PUTRAJAYA: With the Sungai Kim Kim toxic pollution and plastic waste crises grabbing headlines, it’s easy to miss what else the Energy, Science, Technology, Environment and Climate Change Ministry (Mestecc) has been doing.
Minister Yeo Bee Yin (pic), who helms the vast ministry, has been implementing 80 initiatives across its many agencies since assuming the post on July 2 last year.
Part of the initiatives touch on energy, especially renewable energy, research and development, start-up funding and climate change.Yeo said the chief reason behind these initiatives was to spur job and wealth creation.
Initiatives such as e-bidding, improved Net Energy Metering (NEM) and Energy Efficiency (EE), amd projects like the RM2bil Large-Scale Solar 3 scheme, she said, were met with enthusiastic response.
“For the large-scale solar scheme, we received 719 tender documents for the first 500 megawatts,” she said in an interview with the press in conjunction with the first year anniversary of the Pakatan Harapan government on May 9.
Yeo said in the past, only 17MW out of the 500MW quota under NEM, which allows electricity consumers in Peninsular Malaysia and Sabah to sell excess electricity generated from their solar PV systems back to the grid, was taken up in a three-year period.
“As of Jan 1 this year, 11MW has been filled,” she said.
Yeo also earlier announced competitive bidding for Large-Scale Solar projects via a six-month open tender from February to August.
All in all, the ministry has announced tenders of at least RM3.2bil in contracts this year, involving renewable energy and energy efficiency projects, including retrofits of 50 government-owned buildings with EE technology worth about RM200mil.
“Energy efficiency is the lowest hanging fruit. Besides savings in electricity bills, it lowers CO2 emissions,” Yeo pointed out.
With the government having set the goal of achieving 20% in renewable energy by the year 2025 and a 2006 survey showing a higher job ratio for 1MW of energy per hour via renewable means, Yeo is confident of the sector’s potential in driving investments and employment.
Still on the horizon, however, is the Malaysian Electricity Supply Industry (Mesi) , a series of reforms for the country’s energy sector, which will be announced in June.
The reforms, Yeo assured, would be managed in a controlled manner and “not inject shocks”.
“We must keep the balance between investors’ confidence and the changes we want to bring about.
“It will make the market more sustainable, competitive, efficient and greener,” she said.
Last month, Mestecc also started to cultivate the sharing of scientific equipment, open data and human resources with the private sector, particularly small and medium-sized industries, to increase research and development.
Yeo said it had so far identified over 900 pieces of scientific equipment that might have been too pricey for SMEs and were under-utilised in the agencies under a two-year project.

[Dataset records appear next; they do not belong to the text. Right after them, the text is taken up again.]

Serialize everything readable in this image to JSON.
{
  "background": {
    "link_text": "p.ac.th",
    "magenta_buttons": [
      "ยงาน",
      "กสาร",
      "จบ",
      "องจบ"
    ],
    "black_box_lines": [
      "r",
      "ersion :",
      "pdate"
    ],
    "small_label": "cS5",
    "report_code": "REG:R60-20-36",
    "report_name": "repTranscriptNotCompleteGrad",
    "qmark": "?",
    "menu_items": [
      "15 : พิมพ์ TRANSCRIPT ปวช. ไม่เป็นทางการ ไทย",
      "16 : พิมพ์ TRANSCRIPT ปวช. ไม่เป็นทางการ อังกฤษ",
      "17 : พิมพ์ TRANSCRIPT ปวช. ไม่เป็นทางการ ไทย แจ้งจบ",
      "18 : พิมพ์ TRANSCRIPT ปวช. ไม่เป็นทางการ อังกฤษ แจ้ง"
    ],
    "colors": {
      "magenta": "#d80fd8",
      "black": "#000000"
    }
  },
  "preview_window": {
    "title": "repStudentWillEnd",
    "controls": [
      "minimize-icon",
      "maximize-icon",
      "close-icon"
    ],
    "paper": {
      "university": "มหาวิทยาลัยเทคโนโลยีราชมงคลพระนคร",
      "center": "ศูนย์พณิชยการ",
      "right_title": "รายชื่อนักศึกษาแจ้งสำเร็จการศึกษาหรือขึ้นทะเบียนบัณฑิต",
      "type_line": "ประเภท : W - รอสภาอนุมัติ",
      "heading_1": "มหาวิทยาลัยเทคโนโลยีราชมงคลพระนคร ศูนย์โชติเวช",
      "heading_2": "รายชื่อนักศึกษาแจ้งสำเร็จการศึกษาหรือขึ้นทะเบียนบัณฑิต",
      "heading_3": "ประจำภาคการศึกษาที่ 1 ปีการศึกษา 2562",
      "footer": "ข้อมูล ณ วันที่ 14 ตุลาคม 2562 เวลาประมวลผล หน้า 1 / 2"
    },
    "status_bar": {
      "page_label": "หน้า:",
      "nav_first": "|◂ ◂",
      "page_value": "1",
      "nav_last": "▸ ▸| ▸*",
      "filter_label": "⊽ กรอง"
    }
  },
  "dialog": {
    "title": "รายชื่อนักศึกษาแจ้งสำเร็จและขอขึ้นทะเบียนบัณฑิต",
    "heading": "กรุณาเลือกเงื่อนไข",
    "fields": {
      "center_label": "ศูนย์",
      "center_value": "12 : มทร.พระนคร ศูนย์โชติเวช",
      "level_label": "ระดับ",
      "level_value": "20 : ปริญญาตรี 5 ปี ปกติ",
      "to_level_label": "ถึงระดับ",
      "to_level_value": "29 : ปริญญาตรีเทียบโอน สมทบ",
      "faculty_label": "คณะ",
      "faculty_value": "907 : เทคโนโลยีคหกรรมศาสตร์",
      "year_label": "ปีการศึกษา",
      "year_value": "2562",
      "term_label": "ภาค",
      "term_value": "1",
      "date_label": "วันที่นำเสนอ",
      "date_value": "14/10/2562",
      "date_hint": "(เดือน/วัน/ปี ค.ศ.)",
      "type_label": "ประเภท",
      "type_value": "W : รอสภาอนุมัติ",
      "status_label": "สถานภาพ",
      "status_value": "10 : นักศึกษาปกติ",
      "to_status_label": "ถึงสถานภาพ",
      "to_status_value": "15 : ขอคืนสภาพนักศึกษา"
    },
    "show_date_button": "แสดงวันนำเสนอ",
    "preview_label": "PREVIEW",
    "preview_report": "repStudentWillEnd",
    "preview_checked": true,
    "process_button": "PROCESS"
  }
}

“In Malaysia, only 12% of research and development is in the private sector while in South Korea, for instance, it is 80%. Much of our research is in the public sector, and are likely to remain as research papers,” she explained.
Yeo said that as a start, 100 researchers under its agencies would be deployed to carry out research in various companies.
“It’s a pilot project. They can choose to work for between six months and two years and either full or part-time. In the first quarter, 10 researchers will be sent out.
“This is so that the public sector knows what the needs of our industries are,” she said, adding that the posting would be carried out under a “job matching” method.
“If it’s successful, we will pitch to the other ministries,” added Yeo.
She said a taskforce had also been set up to consolidate the venture capital funds – Cradle (Fund Sdn Bhd), Kumpulan Modal Perdana Sdn Bhd, MDTC (Malaysian Technology Development Corporation), MDV (Malaysian Debt Ventures Bhd) and Mavcap (Malaysia Venture Capital Management Bhd) – under her ministry and to further strategise and incentivise technopreneur funding industry.
Previously, the five funds were under various ministries.
“We are already doing a Cabinet paper on the way forward, and how we can build up a venture capital ecosystem for start-up technology.
“We’ve done all our studies,” said Yeo, adding that there would be an announcement once the paper had been approved.
“All this again is about creating wealth through science and technology,” she said.
In addition to setting up a Climate Change Centre, which would not require additional assets and funding, as this would be repurposed from an existing agency, Yeo said it was working with a team from Britain on coming up with a Climate Change Act.
“Britain already has a Climate Change Act, which will act as a reference.
“The Act will make industries take account of their CO2 emissions when making plans or the impact of a rise of 2°C in pre-industrial levels on their businesses.”
It looks like the ministry has been very busy indeed.